Les dépenses dues à la guerre explosent, tandis que les sanctions sur le pétrole et la baisse des ventes de gaz réduisent les recettes. C’est un réel problème pour le modèle économique russe, fondé sur la rente énergétique. Maintenir l’effort de guerre en même temps que la stabilité sociale risque d’être un défi.

Le Kremlin semble vouloir, à la faveur de cette crise, changer durablement les règles du jeu qui prévalaient jusqu'ici. Mais la Russie ne risque-t-elle pas de se retrouver dans une dépendance totale vis-à-vis de la Chine ?
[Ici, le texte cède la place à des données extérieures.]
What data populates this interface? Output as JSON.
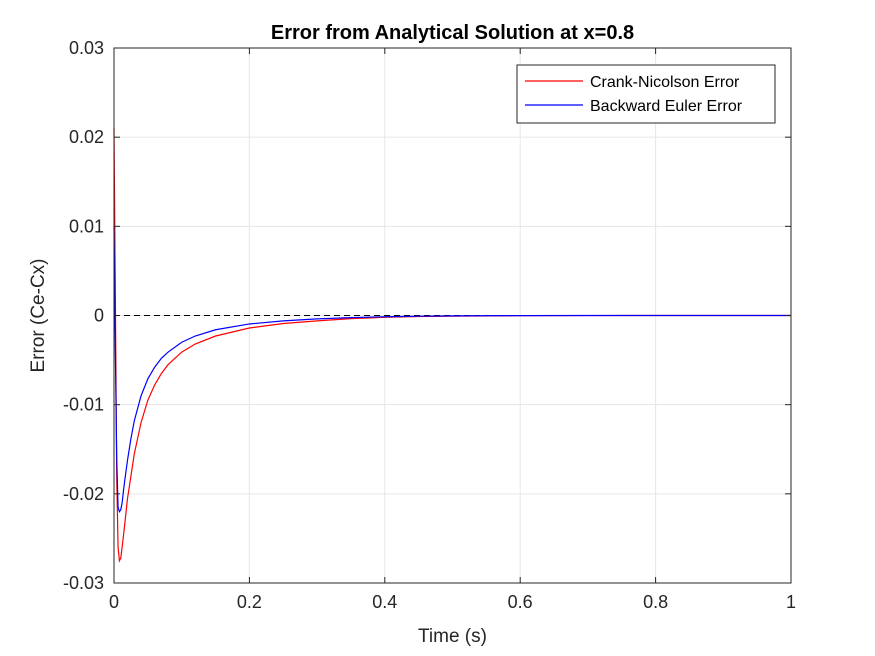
{
  "chart_data": {
    "type": "line",
    "title": "Error from Analytical Solution at x=0.8",
    "xlabel": "Time (s)",
    "ylabel": "Error (Ce-Cx)",
    "xlim": [
      0,
      1
    ],
    "ylim": [
      -0.03,
      0.03
    ],
    "xticks": [
      0,
      0.2,
      0.4,
      0.6,
      0.8,
      1
    ],
    "xtick_labels": [
      "0",
      "0.2",
      "0.4",
      "0.6",
      "0.8",
      "1"
    ],
    "yticks": [
      -0.03,
      -0.02,
      -0.01,
      0,
      0.01,
      0.02,
      0.03
    ],
    "ytick_labels": [
      "-0.03",
      "-0.02",
      "-0.01",
      "0",
      "0.01",
      "0.02",
      "0.03"
    ],
    "grid": true,
    "legend_position": "top-right",
    "reference_line": {
      "y": 0,
      "style": "dashed",
      "color": "#000000"
    },
    "series": [
      {
        "name": "Crank-Nicolson Error",
        "color": "#ff0000",
        "x": [
          0,
          0.002,
          0.004,
          0.006,
          0.008,
          0.01,
          0.012,
          0.015,
          0.02,
          0.025,
          0.03,
          0.04,
          0.05,
          0.06,
          0.07,
          0.08,
          0.1,
          0.12,
          0.15,
          0.2,
          0.25,
          0.3,
          0.35,
          0.4,
          0.45,
          0.5,
          0.6,
          0.7,
          0.8,
          1.0
        ],
        "y": [
          0.021,
          0.002,
          -0.018,
          -0.026,
          -0.0275,
          -0.0272,
          -0.026,
          -0.024,
          -0.0205,
          -0.018,
          -0.0155,
          -0.012,
          -0.0095,
          -0.0078,
          -0.0065,
          -0.0055,
          -0.0041,
          -0.0032,
          -0.0023,
          -0.0014,
          -0.0009,
          -0.0006,
          -0.00035,
          -0.0002,
          -0.00012,
          -7e-05,
          -2e-05,
          -5e-06,
          0,
          0
        ]
      },
      {
        "name": "Backward Euler Error",
        "color": "#0000ff",
        "x": [
          0,
          0.001,
          0.002,
          0.004,
          0.006,
          0.008,
          0.01,
          0.012,
          0.015,
          0.02,
          0.025,
          0.03,
          0.04,
          0.05,
          0.06,
          0.07,
          0.08,
          0.1,
          0.12,
          0.15,
          0.2,
          0.25,
          0.3,
          0.35,
          0.4,
          0.45,
          0.5,
          0.6,
          0.7,
          0.8,
          1.0
        ],
        "y": [
          0.01,
          0.004,
          -0.004,
          -0.016,
          -0.0215,
          -0.022,
          -0.0218,
          -0.021,
          -0.019,
          -0.0162,
          -0.0138,
          -0.0118,
          -0.009,
          -0.0071,
          -0.0058,
          -0.0048,
          -0.0041,
          -0.003,
          -0.0023,
          -0.0016,
          -0.00095,
          -0.0006,
          -0.00038,
          -0.00024,
          -0.00014,
          -8e-05,
          -4e-05,
          -1e-05,
          -3e-06,
          0,
          0
        ]
      }
    ]
  }
}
Cela me semble inévitable. Je crois que, en lançant cette invasion, Poutine a révélé un grand paradoxe de sa politique étrangère : il cherchait à affaiblir l’Occident, tout en continuant à en profiter économiquement et technologiquement. Il misait sur la dépendance au gaz russe des marchés européens. Or, contre toute attente, l’Europe a réagi d’une manière forte et rapide, avec des mesures sans précédent. Elle a pu mettre fin à sa dépendance aux matières premières russes et priver Moscou d’un accès à ses technologies.

C’est un vrai bouleversement pour l’économie russe. Le pivot vers l’est, annoncé par le Kremlin en 2014, peut enfin avoir lieu… sauf que la Chine, comme acheteur d’hydrocarbures, n’offre pas du tout les mêmes conditions que l’Europe.

Qu’offre-t-elle ?

La Chine se trouve en situation de dicter les prix et les conditions d’achat. Et en même temps, elle ne peut remplacer l’UE, à court ou moyen terme. Elle ne prend pas les mêmes volumes, ne propose pas le même prix et n’a pas les mêmes capacités à acheminer le gaz russe… La Russie a fourni à la Chine 15,5 milliards de mètres cubes de gaz en 2022. Mais elle en avait vendu 140 milliards à l’UE en 2021, sans compter le gaz naturel liquéfié… Dix fois plus !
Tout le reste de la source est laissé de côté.